The debt I racked up in 2017 led me back to MMI in January 2018, but I managed to pay it off a year later. I took out a personal loan in 2022 to consolidate non-credit-card debt and paid it off in August 2024.
How I use credit cards today
I still have my Capital One Platinum credit card, but the Sears card was relegated to my sock drawer and eventually closed. I added the now-defunct American Express Zync card – created to attract Gen X and Millennials – to my wallet in 2010 and also closed it in 2017.
During the pandemic, I was able to reset my finances by paying off debt and boosting savings. That also allowed me to add three new credit cards – the Capital One QuicksilverOne in 2019 and the VentureOne Rewards and American Express Platinum Card® as an authorized user in 2020. I upgraded to the Venture Rewards card in 2022. Here’s how I’m using my cards now.
The Capital One Platinum, my oldest card, has been relegated to my sock drawer. I have my Amazon Prime membership on that card so it isn’t shut down. I decided the juice wasn’t worth the squeeze with my American Express Platinum card (although those Amex lounges were great), so I gave it up in 2022.
My main card was the QuicksilverOne card, thanks to a flat 1.5 percent unlimited cash back. But once I was upgraded to the Venture – and its 2 miles per $1 spent – that became my main card. I like that I can move my QuicksilverOne cash back to the Venture and use the miles to cover my travel. I also like earning 5X miles on hotels, vacation rentals and rental cars booked through Capital One Travel. Plus neither card charges foreign transaction fees, which is great for a world traveler like me.
The bottom line
I’ve learned a lot of lessons in my nearly 40 years dealing with credit cards and loans. They include:
- Credit cards and loans aren’t free money – they must be paid off.

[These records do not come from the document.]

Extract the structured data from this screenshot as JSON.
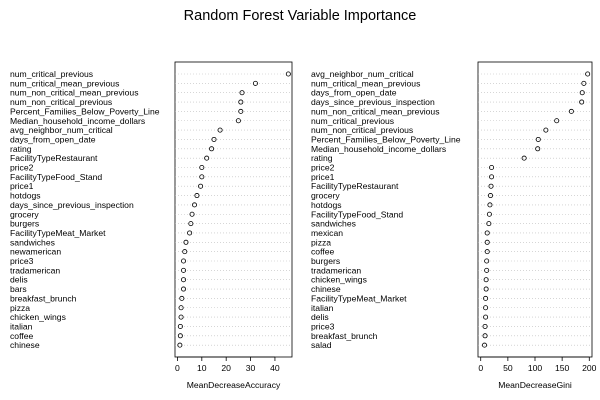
{
  "title": "Random Forest Variable Importance",
  "chart_data": [
    {
      "type": "scatter",
      "xlabel": "MeanDecreaseAccuracy",
      "xticks": [
        0,
        10,
        20,
        30,
        40
      ],
      "xlim": [
        -1,
        47
      ],
      "grid": "dotted horizontal",
      "categories": [
        "num_critical_previous",
        "num_critical_mean_previous",
        "num_non_critical_mean_previous",
        "num_non_critical_previous",
        "Percent_Families_Below_Poverty_Line",
        "Median_household_income_dollars",
        "avg_neighbor_num_critical",
        "days_from_open_date",
        "rating",
        "FacilityTypeRestaurant",
        "price2",
        "FacilityTypeFood_Stand",
        "price1",
        "hotdogs",
        "days_since_previous_inspection",
        "grocery",
        "burgers",
        "FacilityTypeMeat_Market",
        "sandwiches",
        "newamerican",
        "price3",
        "tradamerican",
        "delis",
        "bars",
        "breakfast_brunch",
        "pizza",
        "chicken_wings",
        "italian",
        "coffee",
        "chinese"
      ],
      "values": [
        45.5,
        32,
        26.5,
        26,
        26,
        25,
        17.5,
        15,
        14,
        12,
        10,
        10,
        9.5,
        8,
        7,
        6,
        5.5,
        5,
        3.5,
        3,
        2.5,
        2.5,
        2.5,
        2.5,
        1.8,
        1.5,
        1.5,
        1.2,
        1.2,
        1
      ]
    },
    {
      "type": "scatter",
      "xlabel": "MeanDecreaseGini",
      "xticks": [
        0,
        50,
        100,
        150,
        200
      ],
      "xlim": [
        -5,
        205
      ],
      "grid": "dotted horizontal",
      "categories": [
        "avg_neighbor_num_critical",
        "num_critical_mean_previous",
        "days_from_open_date",
        "days_since_previous_inspection",
        "num_non_critical_mean_previous",
        "num_critical_previous",
        "num_non_critical_previous",
        "Percent_Families_Below_Poverty_Line",
        "Median_household_income_dollars",
        "rating",
        "price2",
        "price1",
        "FacilityTypeRestaurant",
        "grocery",
        "hotdogs",
        "FacilityTypeFood_Stand",
        "sandwiches",
        "mexican",
        "pizza",
        "coffee",
        "burgers",
        "tradamerican",
        "chicken_wings",
        "chinese",
        "FacilityTypeMeat_Market",
        "italian",
        "delis",
        "price3",
        "breakfast_brunch",
        "salad"
      ],
      "values": [
        197,
        190,
        187,
        186,
        167,
        140,
        120,
        106,
        105,
        80,
        20,
        20,
        19,
        18,
        17,
        16,
        15,
        12,
        12,
        12,
        11,
        11,
        10,
        10,
        9,
        9,
        9,
        8,
        8,
        7
      ]
    }
  ]
}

- Don’t get a credit card just to have one. Do your research and choose one that works best for you.
- Don’t get store credit cards. They rarely come with useful perks and they lull you into spending on things you don’t really need.
Ask for help. If your debt is overwhelming, don’t bury your head in the sand. Go to the National Foundation for Credit Counseling to find certified members that can help you dig out of your credit card hole.